As advanced architectures and high-performance hardware are required to implement more powerful but complicated algorithms such as those in a two-way relay system, multiple cores are often integrated on a chip of shrinking size. However, the corresponding dramatically increased power density may lead to significant adverse effects. Dynamic thermal management is widely used to mitigate this problem, where thermal modeling and temperature prediction play the key roles. Unlike conventional bottom-up approaches, a Linear Time-Invariant (LTI) Multiple-Input-Multiple-Output (MIMO) black-box model is adopted and Least Square (LS) based model averaging algorithm with model screening is developed with less temperature prediction errors than the traditional LS algorithm based on model order selection.
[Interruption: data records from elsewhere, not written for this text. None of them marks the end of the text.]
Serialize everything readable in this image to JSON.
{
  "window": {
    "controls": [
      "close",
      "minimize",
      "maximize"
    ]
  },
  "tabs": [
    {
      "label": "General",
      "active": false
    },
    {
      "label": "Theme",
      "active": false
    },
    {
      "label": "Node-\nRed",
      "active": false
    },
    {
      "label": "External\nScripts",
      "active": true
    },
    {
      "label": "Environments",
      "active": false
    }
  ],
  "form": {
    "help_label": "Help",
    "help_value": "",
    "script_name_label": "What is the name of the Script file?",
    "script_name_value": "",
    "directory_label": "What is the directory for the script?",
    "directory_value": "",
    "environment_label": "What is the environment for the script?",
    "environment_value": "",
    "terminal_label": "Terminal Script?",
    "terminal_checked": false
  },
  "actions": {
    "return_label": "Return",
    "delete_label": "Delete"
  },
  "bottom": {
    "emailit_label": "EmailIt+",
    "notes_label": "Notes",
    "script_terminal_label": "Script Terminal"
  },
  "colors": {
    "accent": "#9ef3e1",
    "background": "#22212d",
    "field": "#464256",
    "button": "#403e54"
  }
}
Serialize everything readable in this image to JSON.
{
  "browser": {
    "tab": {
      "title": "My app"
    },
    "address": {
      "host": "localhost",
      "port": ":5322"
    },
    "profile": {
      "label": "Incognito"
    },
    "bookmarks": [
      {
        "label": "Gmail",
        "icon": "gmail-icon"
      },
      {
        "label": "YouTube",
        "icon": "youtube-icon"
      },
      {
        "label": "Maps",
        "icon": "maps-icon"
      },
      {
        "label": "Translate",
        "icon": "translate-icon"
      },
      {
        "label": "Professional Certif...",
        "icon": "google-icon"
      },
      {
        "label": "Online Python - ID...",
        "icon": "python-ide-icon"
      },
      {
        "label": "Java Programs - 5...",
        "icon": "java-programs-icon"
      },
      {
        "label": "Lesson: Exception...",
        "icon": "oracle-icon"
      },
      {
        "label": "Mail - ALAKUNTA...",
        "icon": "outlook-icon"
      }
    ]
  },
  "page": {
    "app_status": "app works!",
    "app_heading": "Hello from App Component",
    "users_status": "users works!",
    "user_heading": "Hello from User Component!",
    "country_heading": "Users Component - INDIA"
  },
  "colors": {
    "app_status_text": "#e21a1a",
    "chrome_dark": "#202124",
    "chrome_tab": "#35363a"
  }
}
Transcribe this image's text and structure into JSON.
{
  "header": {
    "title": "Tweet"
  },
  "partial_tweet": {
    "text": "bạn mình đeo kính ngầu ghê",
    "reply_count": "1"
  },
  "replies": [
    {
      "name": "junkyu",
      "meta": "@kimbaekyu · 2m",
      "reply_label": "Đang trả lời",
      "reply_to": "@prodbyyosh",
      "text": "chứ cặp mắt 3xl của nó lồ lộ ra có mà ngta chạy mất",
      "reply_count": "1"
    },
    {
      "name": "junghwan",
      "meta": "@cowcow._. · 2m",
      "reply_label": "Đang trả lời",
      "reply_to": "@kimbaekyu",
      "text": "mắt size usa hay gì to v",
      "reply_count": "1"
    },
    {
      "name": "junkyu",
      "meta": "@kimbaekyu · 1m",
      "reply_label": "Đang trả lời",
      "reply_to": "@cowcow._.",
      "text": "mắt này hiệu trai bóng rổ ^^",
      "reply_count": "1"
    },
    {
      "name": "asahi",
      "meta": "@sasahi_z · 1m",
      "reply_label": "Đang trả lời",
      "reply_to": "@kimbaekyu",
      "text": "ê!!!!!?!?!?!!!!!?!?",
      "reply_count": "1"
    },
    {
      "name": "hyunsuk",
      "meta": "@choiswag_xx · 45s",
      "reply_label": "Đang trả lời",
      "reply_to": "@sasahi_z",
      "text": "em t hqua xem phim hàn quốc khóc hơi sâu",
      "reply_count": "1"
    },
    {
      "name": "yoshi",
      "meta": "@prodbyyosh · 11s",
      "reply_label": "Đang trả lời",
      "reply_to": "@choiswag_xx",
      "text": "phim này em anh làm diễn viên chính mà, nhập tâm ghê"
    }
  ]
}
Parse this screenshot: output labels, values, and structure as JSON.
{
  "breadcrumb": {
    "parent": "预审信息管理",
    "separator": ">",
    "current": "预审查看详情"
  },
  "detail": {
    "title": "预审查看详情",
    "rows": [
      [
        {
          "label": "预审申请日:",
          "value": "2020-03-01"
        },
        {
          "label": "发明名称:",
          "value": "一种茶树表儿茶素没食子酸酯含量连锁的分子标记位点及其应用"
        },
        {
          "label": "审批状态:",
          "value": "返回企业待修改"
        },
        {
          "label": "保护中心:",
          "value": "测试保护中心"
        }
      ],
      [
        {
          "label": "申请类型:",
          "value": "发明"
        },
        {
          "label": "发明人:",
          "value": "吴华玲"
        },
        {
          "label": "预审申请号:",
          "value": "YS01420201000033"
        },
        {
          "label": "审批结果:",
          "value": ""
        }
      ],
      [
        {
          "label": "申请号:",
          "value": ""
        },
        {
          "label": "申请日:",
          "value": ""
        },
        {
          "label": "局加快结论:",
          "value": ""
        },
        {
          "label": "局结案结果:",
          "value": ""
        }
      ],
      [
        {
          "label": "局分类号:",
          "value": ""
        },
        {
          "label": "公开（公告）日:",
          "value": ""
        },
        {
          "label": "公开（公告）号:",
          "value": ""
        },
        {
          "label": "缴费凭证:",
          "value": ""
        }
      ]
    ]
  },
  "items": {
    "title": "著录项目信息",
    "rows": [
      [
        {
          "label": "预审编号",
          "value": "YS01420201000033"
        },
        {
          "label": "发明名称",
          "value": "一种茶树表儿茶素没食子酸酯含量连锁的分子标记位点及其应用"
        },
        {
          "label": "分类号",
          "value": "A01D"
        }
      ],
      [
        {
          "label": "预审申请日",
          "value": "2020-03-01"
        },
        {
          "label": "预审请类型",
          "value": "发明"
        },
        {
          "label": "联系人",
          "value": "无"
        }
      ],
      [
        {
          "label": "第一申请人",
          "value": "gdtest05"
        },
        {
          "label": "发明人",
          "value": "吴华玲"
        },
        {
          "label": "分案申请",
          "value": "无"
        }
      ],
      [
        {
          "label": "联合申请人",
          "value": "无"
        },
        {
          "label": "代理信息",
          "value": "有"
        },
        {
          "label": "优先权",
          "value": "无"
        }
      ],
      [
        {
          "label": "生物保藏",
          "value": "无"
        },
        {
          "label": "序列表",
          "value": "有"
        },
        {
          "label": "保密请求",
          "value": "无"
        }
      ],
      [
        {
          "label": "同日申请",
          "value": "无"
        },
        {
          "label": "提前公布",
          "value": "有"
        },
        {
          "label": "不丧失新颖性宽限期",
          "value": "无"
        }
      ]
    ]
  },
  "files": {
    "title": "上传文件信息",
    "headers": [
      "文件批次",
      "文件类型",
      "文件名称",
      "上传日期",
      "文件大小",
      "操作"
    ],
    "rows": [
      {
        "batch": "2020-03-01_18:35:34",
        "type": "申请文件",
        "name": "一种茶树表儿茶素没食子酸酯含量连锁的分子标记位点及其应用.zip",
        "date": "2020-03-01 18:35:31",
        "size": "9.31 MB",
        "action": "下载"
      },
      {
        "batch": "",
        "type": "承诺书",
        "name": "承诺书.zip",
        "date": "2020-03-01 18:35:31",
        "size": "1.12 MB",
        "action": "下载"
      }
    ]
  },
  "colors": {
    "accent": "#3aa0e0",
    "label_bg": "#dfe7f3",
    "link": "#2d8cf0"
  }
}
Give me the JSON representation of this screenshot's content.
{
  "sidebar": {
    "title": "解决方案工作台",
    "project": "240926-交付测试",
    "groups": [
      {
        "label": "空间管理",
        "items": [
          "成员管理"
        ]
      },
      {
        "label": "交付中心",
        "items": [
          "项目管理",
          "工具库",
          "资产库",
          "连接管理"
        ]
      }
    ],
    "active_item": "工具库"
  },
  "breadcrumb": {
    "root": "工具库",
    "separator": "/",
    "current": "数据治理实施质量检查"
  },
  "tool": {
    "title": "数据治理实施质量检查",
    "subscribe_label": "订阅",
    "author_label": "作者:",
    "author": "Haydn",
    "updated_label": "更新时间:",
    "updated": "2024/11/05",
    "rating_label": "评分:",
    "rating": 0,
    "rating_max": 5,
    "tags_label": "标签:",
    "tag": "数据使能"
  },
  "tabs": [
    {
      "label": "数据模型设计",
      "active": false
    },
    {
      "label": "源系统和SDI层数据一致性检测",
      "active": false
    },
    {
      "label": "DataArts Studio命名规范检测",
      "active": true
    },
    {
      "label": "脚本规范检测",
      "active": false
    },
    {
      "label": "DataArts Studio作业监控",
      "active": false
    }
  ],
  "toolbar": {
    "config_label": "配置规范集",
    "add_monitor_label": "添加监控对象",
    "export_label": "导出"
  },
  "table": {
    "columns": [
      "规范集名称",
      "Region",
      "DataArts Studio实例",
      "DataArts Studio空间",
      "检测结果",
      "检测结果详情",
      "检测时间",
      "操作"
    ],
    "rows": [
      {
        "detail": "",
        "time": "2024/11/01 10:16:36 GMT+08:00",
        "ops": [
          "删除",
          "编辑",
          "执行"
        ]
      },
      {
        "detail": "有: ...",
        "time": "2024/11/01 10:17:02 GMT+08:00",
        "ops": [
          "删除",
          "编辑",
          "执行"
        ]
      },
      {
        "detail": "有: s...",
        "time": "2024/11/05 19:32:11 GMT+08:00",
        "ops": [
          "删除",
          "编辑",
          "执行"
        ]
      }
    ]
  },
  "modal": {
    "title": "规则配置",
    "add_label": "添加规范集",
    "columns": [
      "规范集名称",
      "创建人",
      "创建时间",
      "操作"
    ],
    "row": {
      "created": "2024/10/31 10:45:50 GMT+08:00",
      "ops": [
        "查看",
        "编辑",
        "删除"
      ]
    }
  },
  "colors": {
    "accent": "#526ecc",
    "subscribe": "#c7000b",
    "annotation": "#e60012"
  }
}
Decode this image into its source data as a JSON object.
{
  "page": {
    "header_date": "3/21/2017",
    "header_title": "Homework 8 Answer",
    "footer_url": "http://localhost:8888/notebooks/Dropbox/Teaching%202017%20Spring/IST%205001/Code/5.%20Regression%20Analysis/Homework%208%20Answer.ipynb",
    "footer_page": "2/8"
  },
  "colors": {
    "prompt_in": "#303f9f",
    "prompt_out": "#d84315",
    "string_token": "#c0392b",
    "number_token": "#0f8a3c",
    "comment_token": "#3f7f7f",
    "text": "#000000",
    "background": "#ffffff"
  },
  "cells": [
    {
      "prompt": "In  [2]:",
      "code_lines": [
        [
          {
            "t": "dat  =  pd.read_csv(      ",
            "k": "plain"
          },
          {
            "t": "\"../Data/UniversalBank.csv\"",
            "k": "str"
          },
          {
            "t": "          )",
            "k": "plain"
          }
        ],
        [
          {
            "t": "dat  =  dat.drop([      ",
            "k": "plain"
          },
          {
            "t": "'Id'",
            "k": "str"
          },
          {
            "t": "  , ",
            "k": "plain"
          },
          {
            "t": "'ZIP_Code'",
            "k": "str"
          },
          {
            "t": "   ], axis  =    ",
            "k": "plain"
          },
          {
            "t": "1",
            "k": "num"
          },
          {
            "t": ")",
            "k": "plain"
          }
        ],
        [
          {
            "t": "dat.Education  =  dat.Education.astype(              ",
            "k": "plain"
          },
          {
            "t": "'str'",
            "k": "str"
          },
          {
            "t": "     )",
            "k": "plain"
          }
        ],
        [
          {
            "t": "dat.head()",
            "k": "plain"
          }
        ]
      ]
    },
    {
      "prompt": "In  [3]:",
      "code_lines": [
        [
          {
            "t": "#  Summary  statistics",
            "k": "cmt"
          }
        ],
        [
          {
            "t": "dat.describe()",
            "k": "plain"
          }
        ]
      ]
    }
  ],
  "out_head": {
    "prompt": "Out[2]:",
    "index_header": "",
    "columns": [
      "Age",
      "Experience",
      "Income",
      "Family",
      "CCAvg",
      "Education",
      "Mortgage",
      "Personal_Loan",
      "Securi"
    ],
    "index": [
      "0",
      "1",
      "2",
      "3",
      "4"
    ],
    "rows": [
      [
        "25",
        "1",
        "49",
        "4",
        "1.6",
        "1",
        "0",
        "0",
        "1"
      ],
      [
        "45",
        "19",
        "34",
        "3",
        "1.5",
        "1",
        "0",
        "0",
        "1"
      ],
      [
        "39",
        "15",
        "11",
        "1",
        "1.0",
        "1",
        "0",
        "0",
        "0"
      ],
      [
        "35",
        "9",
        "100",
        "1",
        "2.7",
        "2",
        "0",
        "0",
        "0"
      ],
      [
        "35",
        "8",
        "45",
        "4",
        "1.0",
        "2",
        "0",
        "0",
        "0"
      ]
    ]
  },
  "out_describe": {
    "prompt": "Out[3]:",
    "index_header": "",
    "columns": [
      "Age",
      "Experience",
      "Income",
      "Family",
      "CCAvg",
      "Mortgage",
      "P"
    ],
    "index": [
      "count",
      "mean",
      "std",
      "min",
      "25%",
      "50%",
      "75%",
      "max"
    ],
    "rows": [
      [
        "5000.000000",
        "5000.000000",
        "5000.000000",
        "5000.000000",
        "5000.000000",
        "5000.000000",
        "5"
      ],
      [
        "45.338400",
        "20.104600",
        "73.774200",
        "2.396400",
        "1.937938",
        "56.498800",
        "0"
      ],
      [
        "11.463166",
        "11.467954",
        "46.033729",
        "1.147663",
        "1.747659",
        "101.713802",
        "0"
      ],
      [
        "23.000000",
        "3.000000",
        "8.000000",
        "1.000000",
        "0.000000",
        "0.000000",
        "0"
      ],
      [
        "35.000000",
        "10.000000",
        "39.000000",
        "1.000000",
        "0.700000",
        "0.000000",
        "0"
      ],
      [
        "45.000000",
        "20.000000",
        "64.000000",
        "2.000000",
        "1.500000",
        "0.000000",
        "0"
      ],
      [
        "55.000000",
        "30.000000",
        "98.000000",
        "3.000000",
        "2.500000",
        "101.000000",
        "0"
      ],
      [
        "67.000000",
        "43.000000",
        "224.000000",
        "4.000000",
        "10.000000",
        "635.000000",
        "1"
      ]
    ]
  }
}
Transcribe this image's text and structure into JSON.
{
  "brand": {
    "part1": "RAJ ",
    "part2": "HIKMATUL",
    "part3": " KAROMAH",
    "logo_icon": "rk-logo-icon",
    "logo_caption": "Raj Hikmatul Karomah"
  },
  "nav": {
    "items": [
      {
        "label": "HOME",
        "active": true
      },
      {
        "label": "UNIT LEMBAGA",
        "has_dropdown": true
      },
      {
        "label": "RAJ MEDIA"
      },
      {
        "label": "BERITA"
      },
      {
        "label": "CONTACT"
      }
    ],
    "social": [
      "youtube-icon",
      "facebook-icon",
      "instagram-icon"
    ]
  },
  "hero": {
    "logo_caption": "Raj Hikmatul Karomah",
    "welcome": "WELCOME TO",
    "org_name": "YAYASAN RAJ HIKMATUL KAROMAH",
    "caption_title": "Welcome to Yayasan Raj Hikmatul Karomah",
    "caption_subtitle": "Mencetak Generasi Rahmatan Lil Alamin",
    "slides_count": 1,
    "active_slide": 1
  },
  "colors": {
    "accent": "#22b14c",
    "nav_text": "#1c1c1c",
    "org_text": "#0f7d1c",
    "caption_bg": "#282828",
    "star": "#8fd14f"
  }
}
For VLSI thermal modeling, Model Order Reduction (MOR) is an efficient technique to reduce the modeling complexity where subspace-based methods could be successfully applied. In the third part, motivated by MOR for thermal modeling, subspace tracking is investigated as one of the key procedures for subspace-based methods. We explain the reason to enlarge the actual tracking dimension and equip bi-iteration SVD algorithm with multiple inner iterations and Ritz acceleration. Our proposed algorithms are demonstrated to have much improved performance of both convergence rate and tracking accuracy compared to existing algorithms while still keeping linear complexity without many additional computational consumptions.